La journée avait débuté avec quelques dizaines d'élèves piailleurs, pleurnicheurs et raleurs. Vendredi. La dernière journée de la semaine, la plus terrible.
Un élève en avait transformé le jouet d'un autre en gnome et donc, forcement... ils s'étaient battus et HOP ! Direction le bureau de la directrice. C'est surtout que je n'avais pas le moins du monde envie de m'embeter avec des enfants insolents aujourd'hui.
Ensuite j'étais rentrée chez moi pour me faire a manger. Le frigo vide. Bravo ! Quelle belle organisation que de remettre les courses toujours a plus tard. Je reclaqua méchament la porte du frigo, en colère.
– M'en fous ! J'avais envie de rien d'abord !, me lançais je a moi meme.
Non c'est faux. Je crevais la dalle comme pas deux. Et donc entre midi et 14h, le moment ou il doit y avoir le plus de monde dans les petits commerces je m'aventurais dans cette jungle pour débusquer un petit repas rapide. Je ferais les courses plus tard. Là s'était juste pour me remplir le ventre avant de retourner bosser.

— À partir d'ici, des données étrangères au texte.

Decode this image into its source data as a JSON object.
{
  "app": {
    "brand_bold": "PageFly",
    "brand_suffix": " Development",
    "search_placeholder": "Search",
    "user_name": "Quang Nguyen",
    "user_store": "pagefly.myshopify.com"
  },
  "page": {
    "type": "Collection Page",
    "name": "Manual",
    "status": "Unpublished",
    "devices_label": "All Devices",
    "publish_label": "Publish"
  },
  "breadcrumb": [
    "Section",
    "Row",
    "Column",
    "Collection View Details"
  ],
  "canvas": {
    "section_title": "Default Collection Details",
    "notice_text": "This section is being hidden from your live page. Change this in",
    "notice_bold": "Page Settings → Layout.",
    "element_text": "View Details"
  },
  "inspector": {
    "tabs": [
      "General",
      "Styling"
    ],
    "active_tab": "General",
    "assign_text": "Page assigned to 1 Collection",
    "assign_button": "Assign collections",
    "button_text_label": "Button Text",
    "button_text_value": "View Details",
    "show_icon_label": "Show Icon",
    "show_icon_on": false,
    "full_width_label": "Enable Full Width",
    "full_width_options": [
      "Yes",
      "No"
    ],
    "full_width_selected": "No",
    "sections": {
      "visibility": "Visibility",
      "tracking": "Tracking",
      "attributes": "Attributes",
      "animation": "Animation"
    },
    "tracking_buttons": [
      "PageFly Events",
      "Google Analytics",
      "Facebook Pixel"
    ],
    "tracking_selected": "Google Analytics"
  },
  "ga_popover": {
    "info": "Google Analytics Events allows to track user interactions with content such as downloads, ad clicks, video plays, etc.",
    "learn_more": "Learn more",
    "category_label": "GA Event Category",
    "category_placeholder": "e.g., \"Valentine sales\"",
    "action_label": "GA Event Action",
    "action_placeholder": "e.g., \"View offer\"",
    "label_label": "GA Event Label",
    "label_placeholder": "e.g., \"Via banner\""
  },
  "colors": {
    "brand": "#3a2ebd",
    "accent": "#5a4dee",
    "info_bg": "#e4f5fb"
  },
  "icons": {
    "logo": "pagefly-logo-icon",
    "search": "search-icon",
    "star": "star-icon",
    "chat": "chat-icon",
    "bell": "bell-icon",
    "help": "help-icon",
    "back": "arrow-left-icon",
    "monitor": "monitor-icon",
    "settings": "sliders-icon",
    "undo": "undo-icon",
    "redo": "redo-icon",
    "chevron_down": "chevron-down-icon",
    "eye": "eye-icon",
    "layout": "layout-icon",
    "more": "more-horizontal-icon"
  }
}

D'ailleurs rien de plus simple qu'un plat surgelé ! … Enfin... façon de parler. Il y a le fameux sandwich qui écrase aisément toute forme de concurrence. Je m'achète donc une pastabox. Des pates avec une cuillère de crème bien grasse, quelques morceaux d'une viande inconnue. 2Minutes au micro-onde et le tour est joué !
C'était un vendredi ! J'avais pas envie de me casser le cul a faire un truc vachement élaboré avec un frigo vide de toute façon. Ensuite encore deux longues heures de cours avec des élèves enfin un peu plus matures. Le plus jeune devait avoir... je sais pas... presque 16 ans. A cet age la on est un poil plus intéressant et les chamailleries de morveux agaçants sont remplacés par des bavardages incessants. J'aime encore mieux ça. Suffit de les engueler une ou deux fois pour leur dire de parler moins fort ou d'écouter le cours avec un peu plus d'attention.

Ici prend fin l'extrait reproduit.